Harvest Gold is a 1945 Australian industrial film about a farmer who clings to old methods of production.

==Synopsis==
The film explores various aspects of mechanical farming, from clearing the land to harvesting, and deals with the clash of attitudes between McDougal, a farmer who favours old methods, and Johnson who supports new ways. Matters come to a head when a cyclone threatens McDougal's crop and Johnson comes to his assistance with his machines to help him harvest in time.

There is some comic relief and a romantic subplot.

==Cast==
- Joe Valli as McDougal
- Harry Abdy as Johnson
- Tal Ordell as Mat
- Leal Douglas as Mrs McDougal
- Ethel Lang as Mrs Johnson
- Bruce Beeby as Harry Johnson

==Production==
The film was the only feature directed by Mervyn Murphy who ran Supreme Sound Studios in Sydney for many years. It was produced under the auspices of the New South Wales Department of Agriculture and distributed by the oil company Caltex.

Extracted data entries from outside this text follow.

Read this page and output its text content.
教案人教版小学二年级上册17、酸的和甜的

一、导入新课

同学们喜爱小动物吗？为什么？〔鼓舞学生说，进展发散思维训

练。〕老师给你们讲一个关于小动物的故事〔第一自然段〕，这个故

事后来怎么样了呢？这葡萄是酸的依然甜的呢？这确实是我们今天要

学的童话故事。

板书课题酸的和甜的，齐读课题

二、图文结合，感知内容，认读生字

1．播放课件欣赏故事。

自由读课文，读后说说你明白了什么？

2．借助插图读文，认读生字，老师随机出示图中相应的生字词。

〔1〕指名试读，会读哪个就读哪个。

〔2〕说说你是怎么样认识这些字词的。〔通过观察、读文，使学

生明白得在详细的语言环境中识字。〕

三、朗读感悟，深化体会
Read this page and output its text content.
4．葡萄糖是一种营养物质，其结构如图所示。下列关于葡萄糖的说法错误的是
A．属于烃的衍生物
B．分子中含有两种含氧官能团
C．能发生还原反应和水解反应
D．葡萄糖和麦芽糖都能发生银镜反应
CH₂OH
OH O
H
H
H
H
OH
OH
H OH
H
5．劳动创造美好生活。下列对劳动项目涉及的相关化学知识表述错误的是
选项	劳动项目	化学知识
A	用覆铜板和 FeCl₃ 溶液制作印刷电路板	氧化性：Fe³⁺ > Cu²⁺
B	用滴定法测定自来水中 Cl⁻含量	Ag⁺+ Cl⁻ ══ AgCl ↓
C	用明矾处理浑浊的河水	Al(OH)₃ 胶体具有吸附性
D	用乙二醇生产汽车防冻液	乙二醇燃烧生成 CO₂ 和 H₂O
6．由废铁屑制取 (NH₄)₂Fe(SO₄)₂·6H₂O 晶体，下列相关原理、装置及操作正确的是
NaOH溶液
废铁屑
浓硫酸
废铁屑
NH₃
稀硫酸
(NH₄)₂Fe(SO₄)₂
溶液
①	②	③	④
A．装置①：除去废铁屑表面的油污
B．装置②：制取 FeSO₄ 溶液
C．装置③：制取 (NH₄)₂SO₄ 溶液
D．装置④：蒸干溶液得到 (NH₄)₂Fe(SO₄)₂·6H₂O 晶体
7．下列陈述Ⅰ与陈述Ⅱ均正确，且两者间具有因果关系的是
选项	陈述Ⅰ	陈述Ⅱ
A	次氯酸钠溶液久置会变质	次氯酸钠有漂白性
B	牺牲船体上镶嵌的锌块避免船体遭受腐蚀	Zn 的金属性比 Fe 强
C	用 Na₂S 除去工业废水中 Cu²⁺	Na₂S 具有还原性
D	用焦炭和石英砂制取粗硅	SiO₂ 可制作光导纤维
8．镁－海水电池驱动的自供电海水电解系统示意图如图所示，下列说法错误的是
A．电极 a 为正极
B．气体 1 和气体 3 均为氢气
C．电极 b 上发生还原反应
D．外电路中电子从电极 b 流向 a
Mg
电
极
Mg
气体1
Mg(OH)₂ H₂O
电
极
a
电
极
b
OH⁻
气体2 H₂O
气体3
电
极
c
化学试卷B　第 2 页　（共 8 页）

Shooting took place around Tamworth and Campbelltown, with interiors at Supreme's studio in North Sydney. The support of the Department of Agriculture enabled the use of film stock, which was rare because of the war.

==Reception==
The film was given a private screening to William McKell, then-Premier of New South Wales, and various members of his cabinet. It was distributed along with an educational booklet and screened widely in non-commercial outlets.